Le client d’abord, le résultat pour l’actionnaire en découle !
Art BYRNE donne une magnifique définition de ce qu’est une entreprise : « C’est un groupe de personnes, et un ensemble de processus, qui essaient ensemble de fournir de la valeur aux clients. ». C’est valable aussi bien pour de l’industrie que pour des services. Le lean s’applique à ces deux activités et n’est pas réservé à la production de biens.
Art Byrne regrette que l’approche classique consiste à privilégier la valeur pour l’actionnaire. Selon lui, c’est le résultat, pas la stratégie. C’est en donnant beaucoup de valeur aux clients qu’au final on en donne aussi aux actionnaires.
Cessons de regarder dans le rétroviseur et avançons !
Une stratégie lean permet donc d’améliorer significativement la valeur ajoutée de l’entreprise et par extension sa productivité. Lorsqu’on se focalise sur les coûts, on regarde les résultats du mois. Et comme le dit Art BYRNE, « vous vous concentrez sur quelque chose qui est déjà passé. Vous ne pouvez rien y faire, c’est déjà arrivé. (…). C’est comme si vous tentiez de conduire une voiture en utilisant seulement le rétroviseur. ».

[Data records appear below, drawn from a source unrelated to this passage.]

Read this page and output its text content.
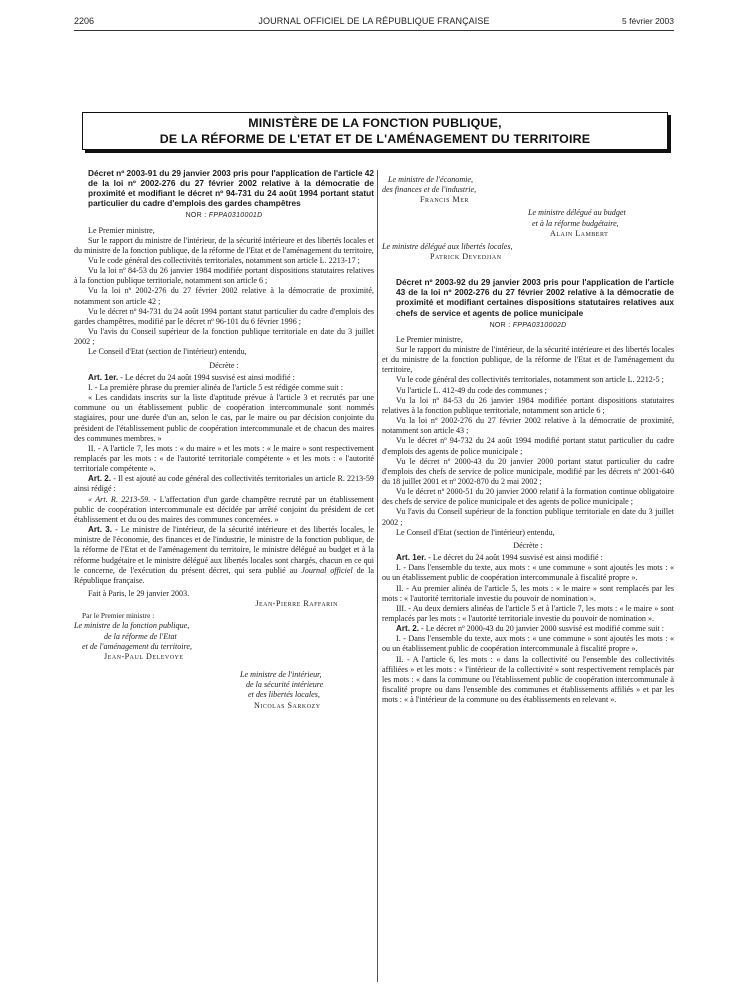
2206	JOURNAL OFFICIEL DE LA RÉPUBLIQUE FRANÇAISE	5 février 2003
MINISTÈRE DE LA FONCTION PUBLIQUE,
DE LA RÉFORME DE L'ETAT ET DE L'AMÉNAGEMENT DU TERRITOIRE

Décret nº 2003-91 du 29 janvier 2003 pris pour l'application de l'article 42 de la loi nº 2002-276 du 27 février 2002 relative à la démocratie de proximité et modifiant le décret nº 94-731 du 24 août 1994 portant statut particulier du cadre d'emplois des gardes champêtres

NOR : FPPA0310001D

Le Premier ministre,

Sur le rapport du ministre de l'intérieur, de la sécurité intérieure et des libertés locales et du ministre de la fonction publique, de la réforme de l'Etat et de l'aménagement du territoire,

Vu le code général des collectivités territoriales, notamment son article L. 2213-17 ;

Vu la loi nº 84-53 du 26 janvier 1984 modifiée portant dispositions statutaires relatives à la fonction publique territoriale, notamment son article 6 ;

Vu la loi nº 2002-276 du 27 février 2002 relative à la démocratie de proximité, notamment son article 42 ;

Vu le décret nº 94-731 du 24 août 1994 portant statut particulier du cadre d'emplois des gardes champêtres, modifié par le décret nº 96-101 du 6 février 1996 ;

Vu l'avis du Conseil supérieur de la fonction publique territoriale en date du 3 juillet 2002 ;

Le Conseil d'Etat (section de l'intérieur) entendu,

Décrète :

Art. 1er. - Le décret du 24 août 1994 susvisé est ainsi modifié :

I. - La première phrase du premier alinéa de l'article 5 est rédigée comme suit :

« Les candidats inscrits sur la liste d'aptitude prévue à l'article 3 et recrutés par une commune ou un établissement public de coopération intercommunale sont nommés stagiaires, pour une durée d'un an, selon le cas, par le maire ou par décision conjointe du président de l'établissement public de coopération intercommunale et de chacun des maires des communes membres. »

II. - A l'article 7, les mots : « du maire » et les mots : « le maire » sont respectivement remplacés par les mots : « de l'autorité territoriale compétente » et les mots : « l'autorité territoriale compétente ».

Art. 2. - Il est ajouté au code général des collectivités territoriales un article R. 2213-59 ainsi rédigé :

« Art. R. 2213-59. - L'affectation d'un garde champêtre recruté par un établissement public de coopération intercommunale est décidée par arrêté conjoint du président de cet établissement et du ou des maires des communes concernées. »

Art. 3. - Le ministre de l'intérieur, de la sécurité intérieure et des libertés locales, le ministre de l'économie, des finances et de l'industrie, le ministre de la fonction publique, de la réforme de l'Etat et de l'aménagement du territoire, le ministre délégué au budget et à la réforme budgétaire et le ministre délégué aux libertés locales sont chargés, chacun en ce qui le concerne, de l'exécution du présent décret, qui sera publié au Journal officiel de la République française.

Fait à Paris, le 29 janvier 2003.

Jean-Pierre Raffarin

Par le Premier ministre :

Le ministre de la fonction publique,

de la réforme de l'Etat

et de l'aménagement du territoire,

Jean-Paul Delevoye

Le ministre de l'intérieur,

de la sécurité intérieure

et des libertés locales,

Nicolas Sarkozy

Le ministre de l'économie,

des finances et de l'industrie,

Francis Mer

Le ministre délégué au budget

et à la réforme budgétaire,

Alain Lambert

Le ministre délégué aux libertés locales,

Patrick Devedjian

Décret nº 2003-92 du 29 janvier 2003 pris pour l'application de l'article 43 de la loi nº 2002-276 du 27 février 2002 relative à la démocratie de proximité et modifiant certaines dispositions statutaires relatives aux chefs de service et agents de police municipale

NOR : FPPA0310002D

Le Premier ministre,

Sur le rapport du ministre de l'intérieur, de la sécurité intérieure et des libertés locales et du ministre de la fonction publique, de la réforme de l'Etat et de l'aménagement du territoire,

Vu le code général des collectivités territoriales, notamment son article L. 2212-5 ;

Vu l'article L. 412-49 du code des communes ;

Vu la loi nº 84-53 du 26 janvier 1984 modifiée portant dispositions statutaires relatives à la fonction publique territoriale, notamment son article 6 ;

Vu la loi nº 2002-276 du 27 février 2002 relative à la démocratie de proximité, notamment son article 43 ;

Vu le décret nº 94-732 du 24 août 1994 modifié portant statut particulier du cadre d'emplois des agents de police municipale ;

Vu le décret nº 2000-43 du 20 janvier 2000 portant statut particulier du cadre d'emplois des chefs de service de police municipale, modifié par les décrets nº 2001-640 du 18 juillet 2001 et nº 2002-870 du 2 mai 2002 ;

Vu le décret nº 2000-51 du 20 janvier 2000 relatif à la formation continue obligatoire des chefs de service de police municipale et des agents de police municipale ;

Vu l'avis du Conseil supérieur de la fonction publique territoriale en date du 3 juillet 2002 ;

Le Conseil d'Etat (section de l'intérieur) entendu,

Décrète :

Art. 1er. - Le décret du 24 août 1994 susvisé est ainsi modifié :

I. - Dans l'ensemble du texte, aux mots : « une commune » sont ajoutés les mots : « ou un établissement public de coopération intercommunale à fiscalité propre ».

II. - Au premier alinéa de l'article 5, les mots : « le maire » sont remplacés par les mots : « l'autorité territoriale investie du pouvoir de nomination ».

III. - Au deux derniers alinéas de l'article 5 et à l'article 7, les mots : « le maire » sont remplacés par les mots : « l'autorité territoriale investie du pouvoir de nomination ».

Art. 2. - Le décret nº 2000-43 du 20 janvier 2000 susvisé est modifié comme suit :

I. - Dans l'ensemble du texte, aux mots : « une commune » sont ajoutés les mots : « ou un établissement public de coopération intercommunale à fiscalité propre ».

II. - A l'article 6, les mots : « dans la collectivité ou l'ensemble des collectivités affiliées » et les mots : « l'intérieur de la collectivité » sont respectivement remplacés par les mots : « dans la commune ou l'établissement public de coopération intercommunale à fiscalité propre ou dans l'ensemble des communes et établissements affiliés » et par les mots : « à l'intérieur de la commune ou des établissements en relevant ».
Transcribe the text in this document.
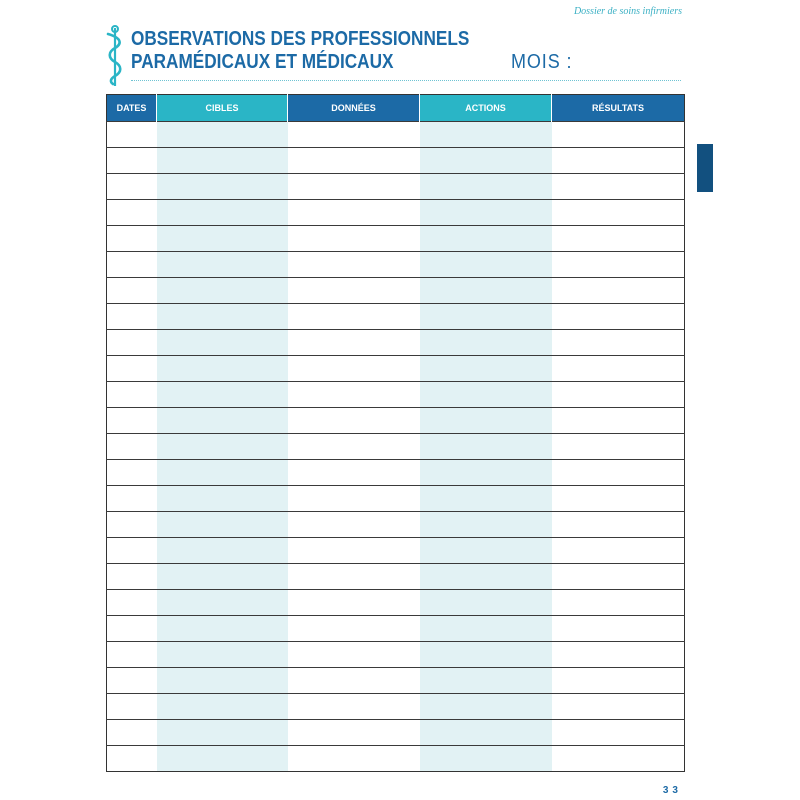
Dossier de soins infirmiers
OBSERVATIONS DES PROFESSIONNELS
PARAMÉDICAUX ET MÉDICAUX	MOIS :
DATES	CIBLES	DONNÉES	ACTIONS	RÉSULTATS

33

« Une stratégie lean est une manière d’obtenir de la productivité en se concentrant sur les activités qui ajoutent de la valeur. Cela donne l’opportunité de croître et d’augmenter ses parts de marché. C’est particulièrement important en ce moment où l’économie est stagnante et où les gens se battent pour obtenir un peu de croissance des ventes ».
Et finalement, Art BYRNE n’hésite pas à dire que « l’approche lean est le plus grand moteur de richesse jamais inventé ».
C’est une approche originale, malheureusement
Je vous ai traduit des extraits de cet entretien car il me paraît original. Aujourd’hui le lean en France est pratiqué de manière beaucoup plus limitée :
- La pire des approches est celle du cost-killing, dans laquelle on cherche à tout prix à réduire les coûts à court-terme, souvent au mépris de la santé des salariés.
- Une meilleure approche fondée sur des principes qui garantissent des bénéfices plus durables pour l’entreprise. En général, les changements profonds de l’entreprise démarrent par des projets qui combinent l’amélioration des conditions de travail et l’obtention de gains financiers.
Une entreprise ne s’enrichit que si des clients lui achètent des produits ou des services. L’intérêt à court et moyen terme du dirigeant est donc d’enchanter ses clients pour qu’ils distribuent de la valeur aux actionnaires et même à toutes les autres parties prenantes de l’entreprise : ses salariés, ses fournisseurs et l’Etat ou la société Civile. Il nous faut donc aller encore plus loin dans nos pratiques du lean management : respect des hommes et réduction des gaspillages, mais en étant obsédés par la valeur apportée au client.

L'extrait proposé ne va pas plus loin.